En visite à Saint-Pétersbourg, jeudi 24 mai, le président français
a eu à cœur de mettre en avant « les échanges plus longs que prévu
mais fructueux » qu’il a eus avec Vladimir Poutine. « Nos
pays ont vocation à définir, pour reprendre la phrase de Dostoïevski,
“un vrai levier de conciliation pour toutes les contradictions
européennes” », a résumé le chef de l’Etat.
Pour justifier ce pari russe, le président français ne pouvait rêver
endroit plus adéquat que Saint-Pétersbourg, la ville russe la plus
européenne, qui est aussi « la ville de Vladimir Poutine ».
Sur le fond, M. Macron a invoqué le « multilatéralisme
fort » et « l’indépendance » dans lesquels il entend
inscrire sa politique étrangère. Et dont « le dialogue avec la
Russie est un élément ». Trois heures durant, le chef du Kremlin
et son invité, qui se sont entretenus au Palais Constantin, ont balayé
tous les sujets qui fâchent sans jamais se fâcher.
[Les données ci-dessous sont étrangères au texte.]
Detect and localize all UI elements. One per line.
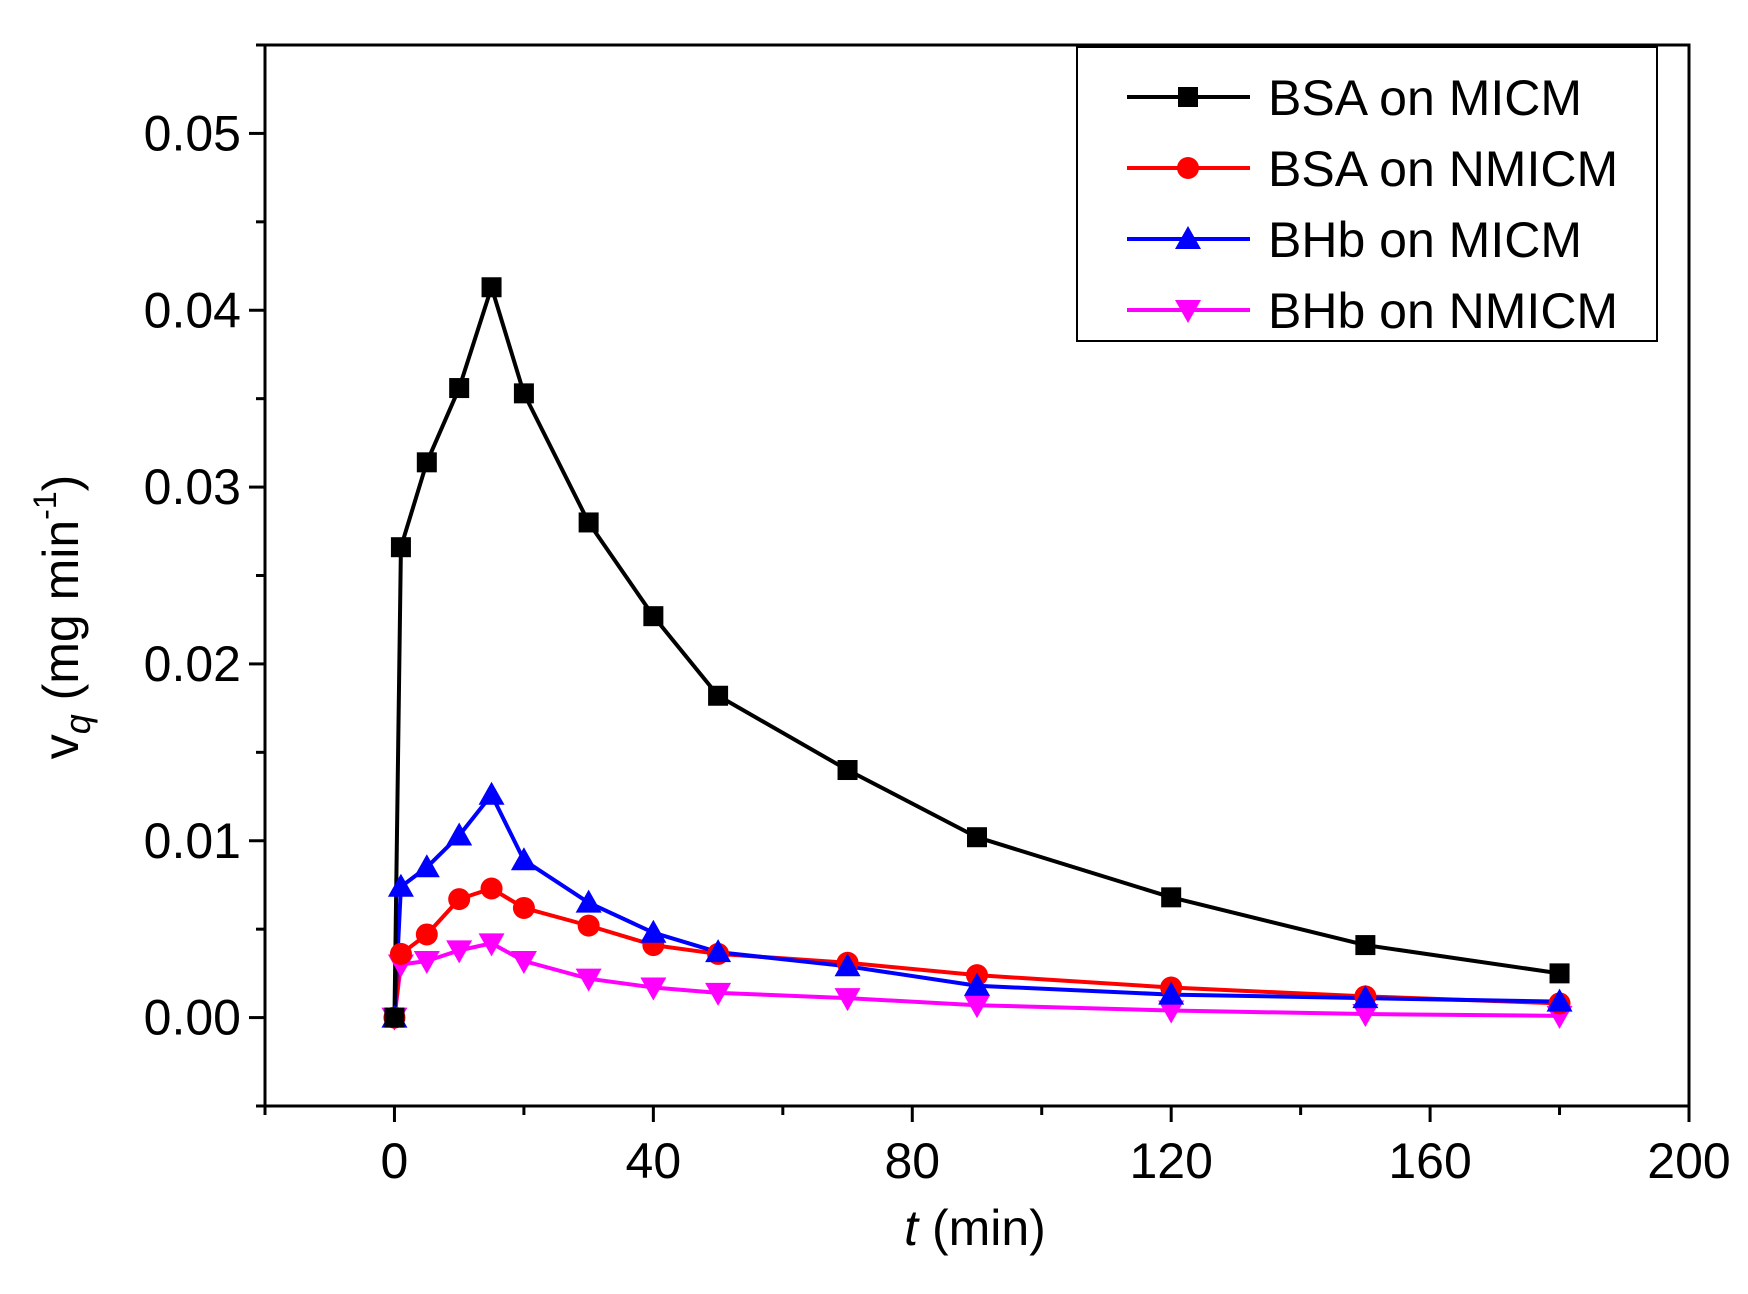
data-point-bhb-on-micm: [640, 919, 667, 943]
data-point-bhb-on-nmicm: [575, 968, 602, 992]
data-point-bhb-on-micm: [446, 822, 473, 846]
y-axis-title-close: ): [33, 475, 89, 492]
data-point-bsa-on-micm: [449, 378, 470, 399]
data-point-bhb-on-micm: [964, 972, 990, 996]
data-point-bhb-on-nmicm: [640, 977, 667, 1001]
y-axis-title-var: v: [33, 734, 89, 759]
data-point-bhb-on-nmicm: [510, 950, 537, 974]
x-tick-label: 120: [1129, 1133, 1212, 1189]
data-point-bsa-on-nmicm: [415, 923, 438, 946]
data-point-bhb-on-nmicm: [413, 950, 440, 974]
data-point-bsa-on-nmicm: [577, 914, 600, 937]
y-tick-label: 0.05: [144, 105, 241, 161]
data-point-bhb-on-micm: [510, 847, 537, 871]
data-point-bhb-on-nmicm: [705, 982, 732, 1006]
data-point-bhb-on-micm: [1352, 985, 1379, 1009]
tick-labels: 0 40 80 120 160 200 0.00 0.01 0.02 0.03 0.04 0.05: [144, 105, 1731, 1189]
data-point-bhb-on-micm: [1546, 988, 1573, 1012]
series-line-bhb-on-micm: [392, 792, 1560, 1018]
x-tick-label: 0: [381, 1133, 409, 1189]
x-axis-title-var: t: [904, 1200, 920, 1256]
data-point-bhb-on-nmicm: [964, 995, 990, 1019]
data-point-bhb-on-nmicm: [1352, 1004, 1379, 1028]
x-tick-label: 200: [1647, 1133, 1730, 1189]
x-axis-title: t (min): [904, 1200, 1046, 1256]
x-tick-label: 80: [884, 1133, 940, 1189]
y-tick-label: 0.00: [144, 990, 241, 1046]
legend-label-bhb-on-micm: BHb on MICM: [1268, 212, 1582, 268]
legend: BSA on MICM BSA on NMICM BHb on MICM BHb on…: [1076, 46, 1658, 342]
legend-label-bsa-on-nmicm: BSA on NMICM: [1268, 141, 1618, 197]
y-axis-title: vq (mg min-1): [27, 475, 98, 760]
data-point-bhb-on-micm: [478, 781, 505, 805]
data-point-bsa-on-micm: [513, 383, 534, 404]
legend-marker-bhb-on-nmicm: [1175, 300, 1201, 323]
x-axis-title-unit: (min): [918, 1200, 1046, 1256]
y-tick-label: 0.03: [144, 459, 241, 515]
data-point-bsa-on-micm: [578, 512, 599, 533]
data-point-bhb-on-nmicm: [834, 988, 861, 1012]
data-point-bhb-on-micm: [387, 873, 414, 897]
series-line-bsa-on-micm: [392, 285, 1560, 1018]
data-point-bhb-on-nmicm: [1158, 1000, 1185, 1024]
x-tick-label: 40: [626, 1133, 682, 1189]
y-tick-label: 0.01: [144, 813, 241, 869]
data-point-bsa-on-micm: [1355, 935, 1376, 956]
data-point-bhb-on-micm: [705, 939, 732, 963]
data-point-bsa-on-micm: [384, 1007, 405, 1028]
legend-marker-bhb-on-micm: [1175, 226, 1201, 249]
legend-label-bhb-on-nmicm: BHb on NMICM: [1268, 283, 1618, 339]
legend-marker-bsa-on-nmicm: [1177, 157, 1199, 179]
legend-marker-bsa-on-micm: [1178, 87, 1198, 107]
data-point-bsa-on-nmicm: [389, 942, 412, 965]
y-tick-label: 0.04: [144, 282, 241, 338]
data-point-bsa-on-micm: [708, 685, 729, 706]
data-point-bhb-on-nmicm: [478, 933, 505, 957]
data-point-bsa-on-micm: [390, 537, 411, 558]
series-markers: [381, 277, 1573, 1031]
y-axis-title-units: (mg min: [33, 520, 89, 714]
data-point-bsa-on-micm: [1161, 887, 1182, 908]
data-point-bsa-on-micm: [967, 827, 987, 848]
data-point-bhb-on-nmicm: [446, 940, 473, 964]
data-point-bhb-on-micm: [1158, 981, 1185, 1005]
x-tick-label: 160: [1388, 1133, 1471, 1189]
data-point-bhb-on-micm: [575, 889, 602, 913]
y-axis-title-sub: q: [57, 714, 98, 734]
y-tick-label: 0.02: [144, 636, 241, 692]
data-point-bhb-on-micm: [834, 953, 861, 977]
data-point-bsa-on-micm: [416, 452, 437, 473]
data-point-bsa-on-micm: [643, 606, 664, 627]
data-point-bsa-on-nmicm: [448, 888, 471, 911]
data-point-bsa-on-nmicm: [512, 896, 535, 919]
legend-label-bsa-on-micm: BSA on MICM: [1268, 70, 1582, 126]
data-point-bsa-on-micm: [481, 277, 502, 298]
data-point-bhb-on-micm: [413, 854, 440, 878]
data-point-bsa-on-micm: [1549, 963, 1570, 984]
plot-frame: [263, 43, 1691, 1108]
data-point-bsa-on-nmicm: [480, 877, 503, 900]
data-point-bsa-on-micm: [837, 760, 858, 781]
y-axis-title-sup: -1: [27, 491, 63, 519]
« C’est sur la Syrie que le rapprochement de nos positions est le
plus évident », se félicitait un diplomate français, à l’issue de
la rencontre entre les deux dirigeants. M. Macron a proposé de
« coordonner » deux initiatives de négociations parallèles,
celle d’Astana qui associe la Russie, la Turquie et l’Iran, et celle du
« small group », relancée par Paris en avril, avec les
Etats-Unis, le Royaume-Uni, l’Allemagne, la Jordanie, l’Arabie
saoudite. Objectif : donner aux Syriens une « nouvelle
Constitution » et préparer des élections « auxquelles doivent
participer tous les Syriens », y compris les millions de réfugiés,
a précisé le président.
Préserver l’accord sur le nucléaire iranien
« C’est un conflit qui a des racines profondes et il ne peut être
réglé que par des voies politiques. Et il ne peut y avoir des
règlements à long terme si toutes les parties ne sont pas autour de la
table », a abondé M. Poutine. « Une Syrie stable,
politiquement inclusive, est un de nos principes communs », a
renchéri son homologue français.
Moscou et Paris se sont également entendus pour coopérer dans le
domaine de l’aide humanitaire. En revanche, Vladimir Poutine n’a pas
repris l’idée d’Emmanuel Macron de remettre sur pied un mécanisme
indépendant sous l’égide des Nations unies (ONU) de contrôle des armes
chimiques en Syrie. La Russie s’était opposée au renouvellement du
précédent système.
Sur l’Iran aussi, les deux dirigeants disent avoir trouvé matière à
s’entendre. Ils veulent à tout prix préserver l’accord sur le nucléaire
iranien, menacé par le retrait des Etats-Unis de Donald Trump, et
surtout éviter que Téhéran ne s’exonère de ses engagements et relance
son programme nucléaire.
M. Macron estime aussi qu’il est nécessaire de compléter cet
accord en négociant avec l’Iran sur son programme nucléaire après 2025,
son programme balistique et son rôle au Moyen-Orient. « Nous
pouvons discuter de ces points », a affirmé le président russe,
mais « cela ne doit pas conditionner l’accord sur le nucléaire
iranien ». C’est un peu jouer sur les mots. « Je me retrouve
parfaitement dans les propos de Vladimir Poutine. Je ne parlais pas
d’élargissement de l’accord, mais de le compléter », a déclaré M.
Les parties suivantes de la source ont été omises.